Terminada la fiesta acompañamos a las chicas a sus casas y quedamos para el baile de la noche en la plaza.

Nos habían caído muy bien estas mozas.

Ellas y sus amigas eran una cuadrilla divertida y sobre todo bastante liberales y adelantadas, que para eso eran de la capital del reino.

Y en cuanto al asunto del arrime no le daban la menor importancia. No sabíamos qué pasaría si alguno llegaba más lejos e intentaba el revolcón.

Después de cenar con la familia y comentar con José Miguel los incidentes del día, salimos por la noche a la verbena de la plaza San Juan.

El ambiente estaba muy animado.

Había cantidad de gente, cuadrillas de chicos y chicas, parejas y gente mayor que procuraba sentarse en los bancos de la plaza o en las terrazas y veladores de los bares de alrededor.

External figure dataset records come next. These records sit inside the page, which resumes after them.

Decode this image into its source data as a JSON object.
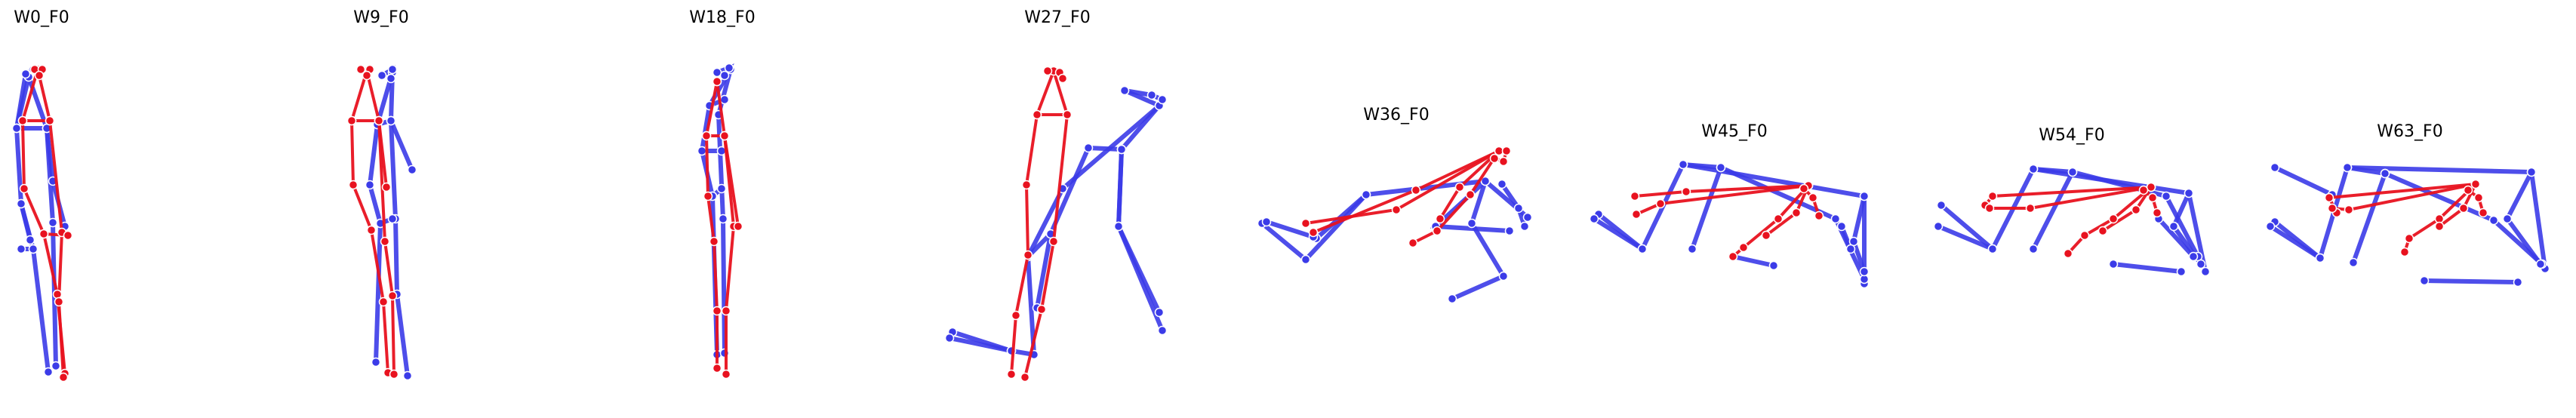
{
  "colors": {
    "blue": "#3b3be8",
    "red": "#e8121f",
    "background": "#ffffff"
  },
  "panels": [
    {
      "title": "W0_F0"
    },
    {
      "title": "W9_F0"
    },
    {
      "title": "W18_F0"
    },
    {
      "title": "W27_F0"
    },
    {
      "title": "W36_F0"
    },
    {
      "title": "W45_F0"
    },
    {
      "title": "W54_F0"
    },
    {
      "title": "W63_F0"
    }
  ]
}
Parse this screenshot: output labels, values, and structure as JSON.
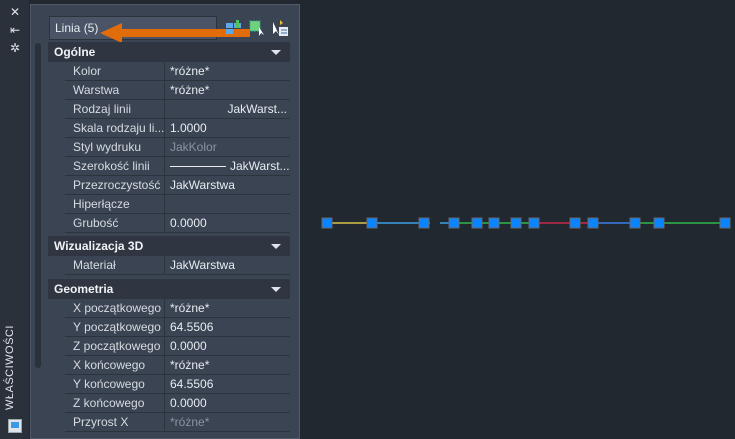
{
  "strip": {
    "title": "WŁAŚCIWOŚCI",
    "icons": [
      "close-icon",
      "auto-hide-icon",
      "settings-icon",
      "properties-icon"
    ]
  },
  "selector": {
    "value": "Linia (5)"
  },
  "accent": "#e06c0a",
  "sections": [
    {
      "title": "Ogólne",
      "rows": [
        {
          "label": "Kolor",
          "value": "*różne*"
        },
        {
          "label": "Warstwa",
          "value": "*różne*"
        },
        {
          "label": "Rodzaj linii",
          "value": "JakWarst..."
        },
        {
          "label": "Skala rodzaju li...",
          "value": "1.0000"
        },
        {
          "label": "Styl wydruku",
          "value": "JakKolor"
        },
        {
          "label": "Szerokość linii",
          "value": "JakWarst..."
        },
        {
          "label": "Przezroczystość",
          "value": "JakWarstwa"
        },
        {
          "label": "Hiperłącze",
          "value": ""
        },
        {
          "label": "Grubość",
          "value": "0.0000"
        }
      ]
    },
    {
      "title": "Wizualizacja 3D",
      "rows": [
        {
          "label": "Materiał",
          "value": "JakWarstwa"
        }
      ]
    },
    {
      "title": "Geometria",
      "rows": [
        {
          "label": "X początkowego",
          "value": "*różne*"
        },
        {
          "label": "Y początkowego",
          "value": "64.5506"
        },
        {
          "label": "Z początkowego",
          "value": "0.0000"
        },
        {
          "label": "X końcowego",
          "value": "*różne*"
        },
        {
          "label": "Y końcowego",
          "value": "64.5506"
        },
        {
          "label": "Z końcowego",
          "value": "0.0000"
        },
        {
          "label": "Przyrost X",
          "value": "*różne*"
        }
      ]
    }
  ]
}
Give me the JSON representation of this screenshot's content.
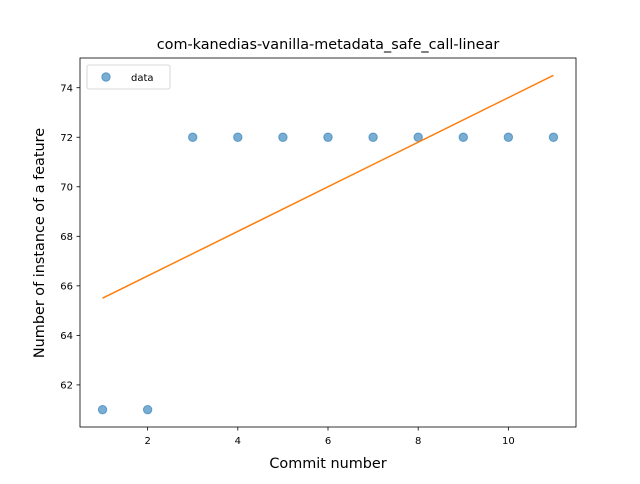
{
  "chart_data": {
    "type": "scatter",
    "title": "com-kanedias-vanilla-metadata_safe_call-linear",
    "xlabel": "Commit number",
    "ylabel": "Number of instance of a feature",
    "xlim": [
      0.5,
      11.5
    ],
    "ylim": [
      60.3,
      75.2
    ],
    "x_ticks": [
      2,
      4,
      6,
      8,
      10
    ],
    "y_ticks": [
      62,
      64,
      66,
      68,
      70,
      72,
      74
    ],
    "grid": false,
    "legend_position": "upper-left",
    "series": [
      {
        "name": "data",
        "kind": "scatter",
        "color": "#1f77b4",
        "x": [
          1,
          2,
          3,
          4,
          5,
          6,
          7,
          8,
          9,
          10,
          11
        ],
        "y": [
          61,
          61,
          72,
          72,
          72,
          72,
          72,
          72,
          72,
          72,
          72
        ]
      },
      {
        "kind": "line",
        "color": "#ff7f0e",
        "x": [
          1,
          11
        ],
        "y": [
          65.5,
          74.5
        ]
      }
    ]
  }
}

La orquesta, con una programación muy bien estudiada, primeramente atacaba con piezas alegres y de ritmo para ir animando a la multitud a que saliera a bailar. Una vez caldeado el ambiente, tocaba piezas para los mayores a base de pasodobles, valses, tangos, rancheras y todo ese repertorio tradicional y clásico de cualquier baile. Cumplido el objetivo de cansar a los mayores para que de esa forma se fueran cuanto antes a dormir, terminaba con marcha para los jóvenes, intercalada con algunas piezas lentas con las que las parejitas pudieran arrullarse.

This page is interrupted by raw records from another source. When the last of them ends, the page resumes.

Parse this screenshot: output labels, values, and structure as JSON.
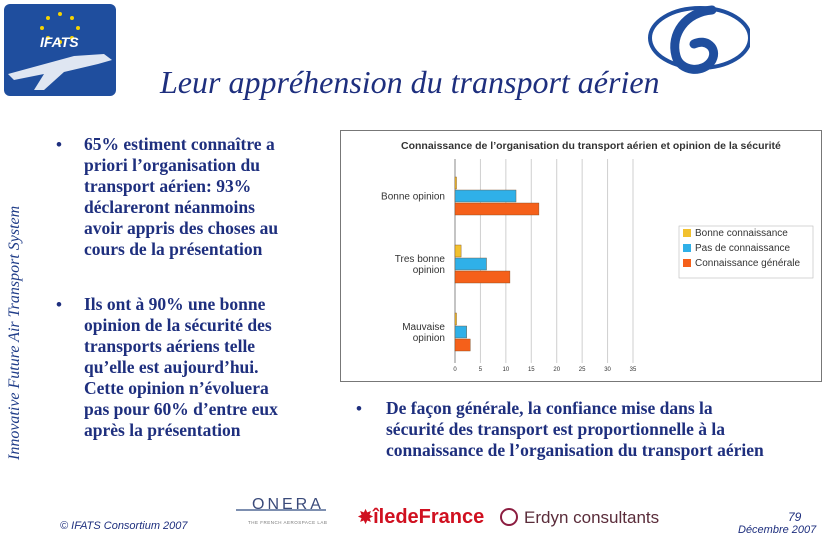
{
  "logo": {
    "text": "IFATS"
  },
  "side_label": "Innovative Future Air Transport System",
  "title": "Leur appréhension du transport aérien",
  "left_bullets": [
    [
      "65% estiment connaître a",
      "priori l’organisation du",
      "transport aérien: 93%",
      "déclareront néanmoins",
      "avoir appris des choses au",
      "cours de la présentation"
    ],
    [
      "Ils ont à 90% une bonne",
      "opinion de la sécurité des",
      "transports aériens telle",
      "qu’elle est aujourd’hui.",
      "Cette opinion n’évoluera",
      "pas pour 60% d’entre eux",
      "après la présentation"
    ]
  ],
  "right_bullet": [
    "De façon générale, la confiance mise dans la",
    "sécurité des transport est proportionnelle à la",
    "connaissance de l’organisation du transport aérien"
  ],
  "bullet_char": "•",
  "chart_data": {
    "type": "bar",
    "orientation": "horizontal",
    "title": "Connaissance de l’organisation du transport aérien et opinion de la sécurité",
    "categories": [
      "Bonne opinion",
      "Très bonne opinion",
      "Mauvaise opinion"
    ],
    "category_lines": [
      [
        "Bonne opinion"
      ],
      [
        "Tres bonne",
        "opinion"
      ],
      [
        "Mauvaise",
        "opinion"
      ]
    ],
    "series": [
      {
        "name": "Bonne connaissance",
        "color": "#f2c12e",
        "values": [
          0.3,
          1.2,
          0.3
        ]
      },
      {
        "name": "Pas de connaissance",
        "color": "#2fb0e8",
        "values": [
          12.0,
          6.2,
          2.3
        ]
      },
      {
        "name": "Connaissance générale",
        "color": "#f5601a",
        "values": [
          16.5,
          10.8,
          3.0
        ]
      }
    ],
    "xlim": [
      0,
      35
    ],
    "ticks": [
      "0",
      "5",
      "10",
      "15",
      "20",
      "25",
      "30",
      "35"
    ],
    "grid": true,
    "legend_position": "right"
  },
  "footer": {
    "copyright": "© IFATS Consortium 2007",
    "page_number": "79",
    "date": "Décembre 2007",
    "logos": [
      "ONERA",
      "THE FRENCH AEROSPACE LAB",
      "îledeFrance",
      "Erdyn consultants"
    ]
  }
}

Llegamos pronto, dimos unas cuantas vueltas examinando el personal, y haciendo alguna tontería y gamberrada que otra, hasta que nos encontramos con las de Madrid y su cuadrilla.

Nos juntamos y en esas estábamos, un baile con una, un baile con otra.

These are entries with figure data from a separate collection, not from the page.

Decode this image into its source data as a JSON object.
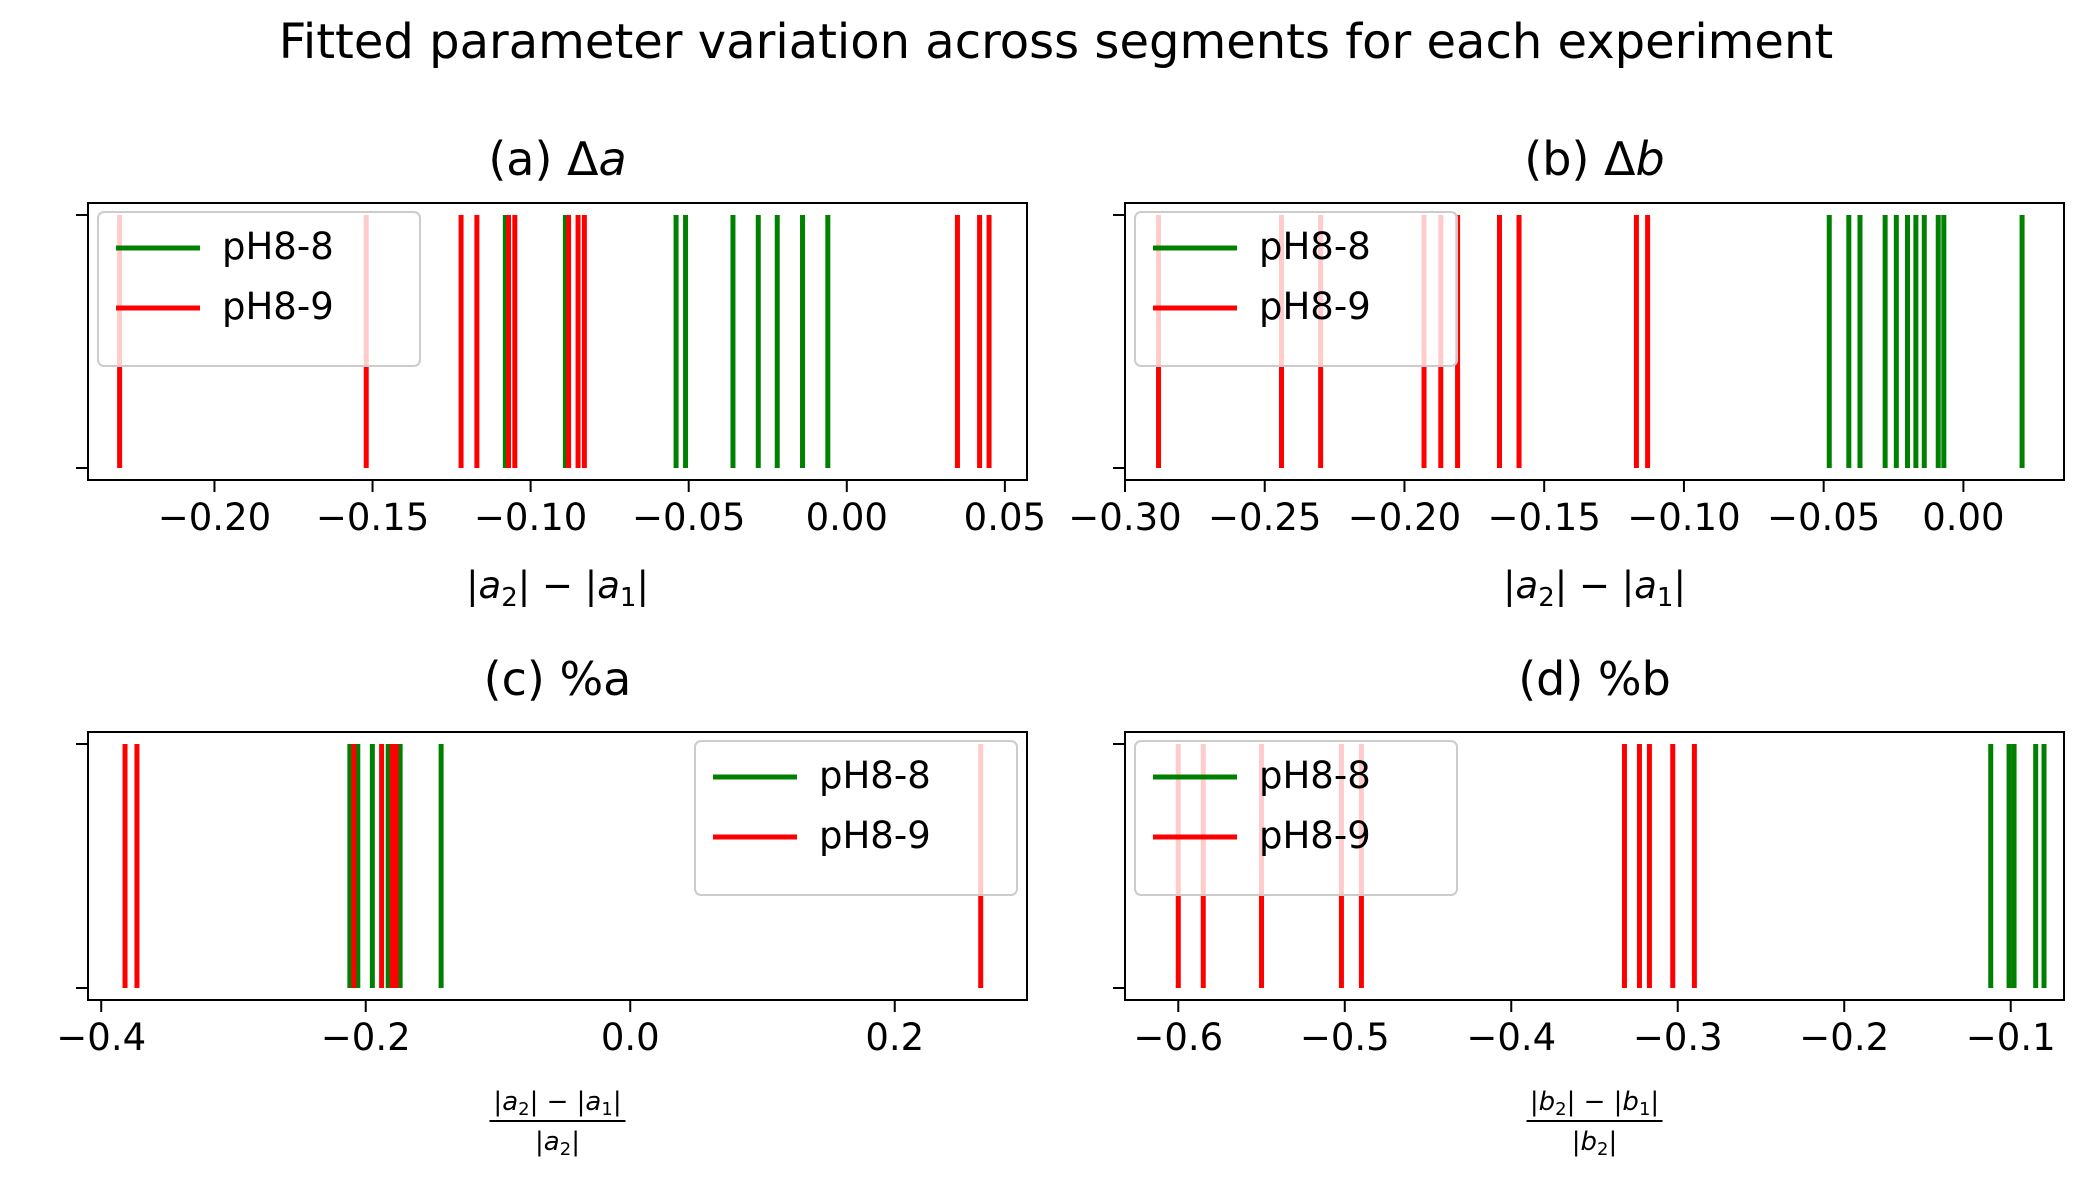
{
  "figure": {
    "title": "Fitted parameter variation across segments for each experiment"
  },
  "chart_data": [
    {
      "type": "eventplot",
      "title_prefix": "(a) Δ",
      "title_var": "a",
      "xlabel": {
        "kind": "diff",
        "v": "a"
      },
      "xlim": [
        -0.24,
        0.057
      ],
      "xticks": [
        -0.2,
        -0.15,
        -0.1,
        -0.05,
        0.0,
        0.05
      ],
      "tick_labels": [
        "−0.20",
        "−0.15",
        "−0.10",
        "−0.05",
        "0.00",
        "0.05"
      ],
      "legend": {
        "position": "upper-left"
      },
      "series": [
        {
          "name": "pH8-8",
          "color": "#008000",
          "values": [
            -0.108,
            -0.089,
            -0.054,
            -0.051,
            -0.036,
            -0.028,
            -0.022,
            -0.014,
            -0.006
          ]
        },
        {
          "name": "pH8-9",
          "color": "#ff0000",
          "values": [
            -0.23,
            -0.152,
            -0.122,
            -0.117,
            -0.107,
            -0.105,
            -0.088,
            -0.085,
            -0.083,
            0.035,
            0.042,
            0.045
          ]
        }
      ]
    },
    {
      "type": "eventplot",
      "title_prefix": "(b) Δ",
      "title_var": "b",
      "xlabel": {
        "kind": "diff",
        "v": "a"
      },
      "xlim": [
        -0.3,
        0.036
      ],
      "xticks": [
        -0.3,
        -0.25,
        -0.2,
        -0.15,
        -0.1,
        -0.05,
        0.0
      ],
      "tick_labels": [
        "−0.30",
        "−0.25",
        "−0.20",
        "−0.15",
        "−0.10",
        "−0.05",
        "0.00"
      ],
      "legend": {
        "position": "upper-left"
      },
      "series": [
        {
          "name": "pH8-8",
          "color": "#008000",
          "values": [
            -0.048,
            -0.041,
            -0.037,
            -0.028,
            -0.024,
            -0.02,
            -0.017,
            -0.014,
            -0.009,
            -0.007,
            0.021
          ]
        },
        {
          "name": "pH8-9",
          "color": "#ff0000",
          "values": [
            -0.288,
            -0.244,
            -0.23,
            -0.193,
            -0.187,
            -0.181,
            -0.166,
            -0.159,
            -0.117,
            -0.113
          ]
        }
      ]
    },
    {
      "type": "eventplot",
      "title_prefix": "(c) %a",
      "title_var": "",
      "xlabel": {
        "kind": "frac",
        "v": "a"
      },
      "xlim": [
        -0.41,
        0.3
      ],
      "xticks": [
        -0.4,
        -0.2,
        0.0,
        0.2
      ],
      "tick_labels": [
        "−0.4",
        "−0.2",
        "0.0",
        "0.2"
      ],
      "legend": {
        "position": "upper-right"
      },
      "series": [
        {
          "name": "pH8-8",
          "color": "#008000",
          "values": [
            -0.212,
            -0.206,
            -0.195,
            -0.183,
            -0.178,
            -0.174,
            -0.143
          ]
        },
        {
          "name": "pH8-9",
          "color": "#ff0000",
          "values": [
            -0.382,
            -0.373,
            -0.209,
            -0.188,
            -0.18,
            -0.177,
            0.265
          ]
        }
      ]
    },
    {
      "type": "eventplot",
      "title_prefix": "(d) %b",
      "title_var": "",
      "xlabel": {
        "kind": "frac",
        "v": "b"
      },
      "xlim": [
        -0.632,
        -0.068
      ],
      "xticks": [
        -0.6,
        -0.5,
        -0.4,
        -0.3,
        -0.2,
        -0.1
      ],
      "tick_labels": [
        "−0.6",
        "−0.5",
        "−0.4",
        "−0.3",
        "−0.2",
        "−0.1"
      ],
      "legend": {
        "position": "upper-left"
      },
      "series": [
        {
          "name": "pH8-8",
          "color": "#008000",
          "values": [
            -0.112,
            -0.101,
            -0.098,
            -0.085,
            -0.08
          ]
        },
        {
          "name": "pH8-9",
          "color": "#ff0000",
          "values": [
            -0.6,
            -0.585,
            -0.55,
            -0.502,
            -0.49,
            -0.332,
            -0.323,
            -0.317,
            -0.303,
            -0.29
          ]
        }
      ]
    }
  ]
}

Cuando había conseguido quitarme de encima al pelmazo de mi primo y entablar conversación y baile, todo seguido con Mari Carmen, apareció Coral vestida de navarrica: alpargatas blancas con cintas rojas, falda y blusa blanca, faja y pañuelo rojo al cuello.

Venía sola y al verla rápidamente me solté de Mari Carmen, como si estuviera haciendo algo malo.

Le pedí disculpas diciéndole que enseguida volvía, que tenía que saludar a una amiga que no veía hacía mucho tiempo y me fui hacia Coral.